Destroyer – This Night :: Talitres
Die Vorgeschichte zu „This Night“ von Destroyer spielt wie so oft nicht im wirklichen Leben (Daniel Bejar aus Vancouver ist selbstverständlich ein junger, manischer Songwriter, Ex-Homerecording-Artist, jetzt mit Band, dazu bei den nicht so tollen New Pornographers), sondern im Kopf des Hörers: das erste Mal bis zum Schluss von „Cowgirl In The Sand“ mitfiebern. Im Dunkeln „Hunky Dory“ hören, eine Doors-Phase haben. Grant Lee Buffolo entdecken oder die guten Sachen von Lou Reed und, tja, Al Stewart.
Eine Stimme, die all das zu wissen und doch von nirgendwo her zu kommen scheint Bejar tritt wie ein Beat-Lyriker auf, singt entrückt, oft unleidig quäkend die Songs, die er so verfasst hat, dass er eigentlich gar nicht singen muss, weil die Musik den Worten hinterherfließt. Nicht wie Dylans Lieder, mehr wie seine Liner Notes. Das Mädchen Holly oder die Stadt Hollywood, Löwen, die an Strommasten spielen, großer Käse, großer Mythos. Rock’n‘ Roll-Mythos vor allem, mit Fußnotenzitaten von den Smiths und Sonic Youth und Bejars Erklärung in, JVlakin‘ Angels“: „Hey, rock’n’roll’s not through yet, I’m sewing wings on this thing.“ Die Musiker klingen wie eine Rasiermesser-Garagenband, die heute ausnahmsweise nur Balladen spielt, ab und zu mit Orgel, Kratzgeige und Spieldose.

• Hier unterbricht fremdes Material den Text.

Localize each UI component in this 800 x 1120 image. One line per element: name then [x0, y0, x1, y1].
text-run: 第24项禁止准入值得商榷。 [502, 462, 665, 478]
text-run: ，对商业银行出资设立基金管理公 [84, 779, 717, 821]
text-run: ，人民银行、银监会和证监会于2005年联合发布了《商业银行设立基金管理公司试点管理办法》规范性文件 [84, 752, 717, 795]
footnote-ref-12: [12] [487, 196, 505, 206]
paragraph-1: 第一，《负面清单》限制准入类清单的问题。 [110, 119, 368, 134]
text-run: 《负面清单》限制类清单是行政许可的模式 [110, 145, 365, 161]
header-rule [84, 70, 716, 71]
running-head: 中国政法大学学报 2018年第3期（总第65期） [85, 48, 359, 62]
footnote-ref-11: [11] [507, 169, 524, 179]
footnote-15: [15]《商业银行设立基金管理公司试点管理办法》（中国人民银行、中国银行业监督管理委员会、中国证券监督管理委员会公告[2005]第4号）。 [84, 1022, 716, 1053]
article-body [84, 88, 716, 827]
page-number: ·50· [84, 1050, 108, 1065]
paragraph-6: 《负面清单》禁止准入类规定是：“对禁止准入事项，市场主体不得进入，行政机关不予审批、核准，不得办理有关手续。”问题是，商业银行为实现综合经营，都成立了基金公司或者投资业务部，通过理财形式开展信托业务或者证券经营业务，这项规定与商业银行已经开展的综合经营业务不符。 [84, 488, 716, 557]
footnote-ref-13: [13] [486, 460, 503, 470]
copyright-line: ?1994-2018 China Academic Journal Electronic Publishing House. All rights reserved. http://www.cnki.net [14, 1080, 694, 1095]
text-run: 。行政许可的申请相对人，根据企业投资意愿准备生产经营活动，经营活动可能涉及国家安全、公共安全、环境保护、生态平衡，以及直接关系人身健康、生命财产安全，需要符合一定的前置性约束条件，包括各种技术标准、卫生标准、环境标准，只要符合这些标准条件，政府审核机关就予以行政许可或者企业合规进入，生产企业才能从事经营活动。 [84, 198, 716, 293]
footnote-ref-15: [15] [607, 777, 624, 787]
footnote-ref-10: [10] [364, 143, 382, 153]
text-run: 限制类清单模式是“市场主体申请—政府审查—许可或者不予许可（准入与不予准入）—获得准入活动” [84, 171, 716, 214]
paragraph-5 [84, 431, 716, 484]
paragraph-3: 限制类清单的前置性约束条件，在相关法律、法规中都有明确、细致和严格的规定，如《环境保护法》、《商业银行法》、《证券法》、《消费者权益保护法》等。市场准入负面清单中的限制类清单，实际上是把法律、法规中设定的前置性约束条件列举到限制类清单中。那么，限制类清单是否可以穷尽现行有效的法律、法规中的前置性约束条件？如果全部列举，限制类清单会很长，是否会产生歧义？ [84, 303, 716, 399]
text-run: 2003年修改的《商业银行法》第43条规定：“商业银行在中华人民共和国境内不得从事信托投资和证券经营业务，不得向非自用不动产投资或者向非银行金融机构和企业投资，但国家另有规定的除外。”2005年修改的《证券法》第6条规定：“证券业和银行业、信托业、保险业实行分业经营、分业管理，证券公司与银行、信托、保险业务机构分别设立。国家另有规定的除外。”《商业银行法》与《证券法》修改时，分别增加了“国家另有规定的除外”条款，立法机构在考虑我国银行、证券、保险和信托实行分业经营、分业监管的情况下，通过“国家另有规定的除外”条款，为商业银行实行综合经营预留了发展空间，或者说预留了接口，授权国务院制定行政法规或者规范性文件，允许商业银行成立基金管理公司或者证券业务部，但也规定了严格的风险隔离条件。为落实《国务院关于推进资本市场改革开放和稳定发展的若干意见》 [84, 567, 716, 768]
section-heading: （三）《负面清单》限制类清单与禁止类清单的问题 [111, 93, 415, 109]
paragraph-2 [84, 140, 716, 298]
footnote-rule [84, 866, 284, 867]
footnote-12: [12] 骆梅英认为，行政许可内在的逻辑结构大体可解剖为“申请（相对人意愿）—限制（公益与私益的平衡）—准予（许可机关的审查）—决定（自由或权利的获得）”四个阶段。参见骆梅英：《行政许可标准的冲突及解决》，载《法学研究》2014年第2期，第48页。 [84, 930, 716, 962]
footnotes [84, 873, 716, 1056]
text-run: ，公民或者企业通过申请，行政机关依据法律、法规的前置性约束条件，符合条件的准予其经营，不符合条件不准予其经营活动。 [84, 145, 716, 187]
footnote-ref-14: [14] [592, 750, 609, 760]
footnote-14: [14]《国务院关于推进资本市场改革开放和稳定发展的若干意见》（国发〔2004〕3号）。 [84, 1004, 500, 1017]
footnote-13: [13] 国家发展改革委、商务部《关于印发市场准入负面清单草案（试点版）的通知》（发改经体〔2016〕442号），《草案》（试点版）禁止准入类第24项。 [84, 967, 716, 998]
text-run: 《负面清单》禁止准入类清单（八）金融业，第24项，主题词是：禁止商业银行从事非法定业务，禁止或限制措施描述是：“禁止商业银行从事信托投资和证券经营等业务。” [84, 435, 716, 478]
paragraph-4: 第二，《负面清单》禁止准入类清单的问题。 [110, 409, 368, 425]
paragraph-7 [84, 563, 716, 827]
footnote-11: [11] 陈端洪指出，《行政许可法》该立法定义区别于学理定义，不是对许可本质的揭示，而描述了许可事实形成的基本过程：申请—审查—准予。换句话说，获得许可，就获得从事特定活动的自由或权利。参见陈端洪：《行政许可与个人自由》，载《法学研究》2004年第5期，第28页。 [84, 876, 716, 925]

Im auf- und abdonnernden „Hey, Snow White“ zupft Daniel Bejar auf der Neil-Young-Jaulgitarre ein Riff, das kurz vor dem Zerbröseln zu stehen scheint und (wie die ganze Musik) wirkt, als sei es unwiederbringlich, nie wieder so reproduzierbar.
„This Night“ ist lang und anstrengend, Bejars Stimme kann auf die Nerven gehen, aber das muss so sein. Ungetrübt wäre die Schönheit und Weisheit dieser Musik noch weniger zu ertragen.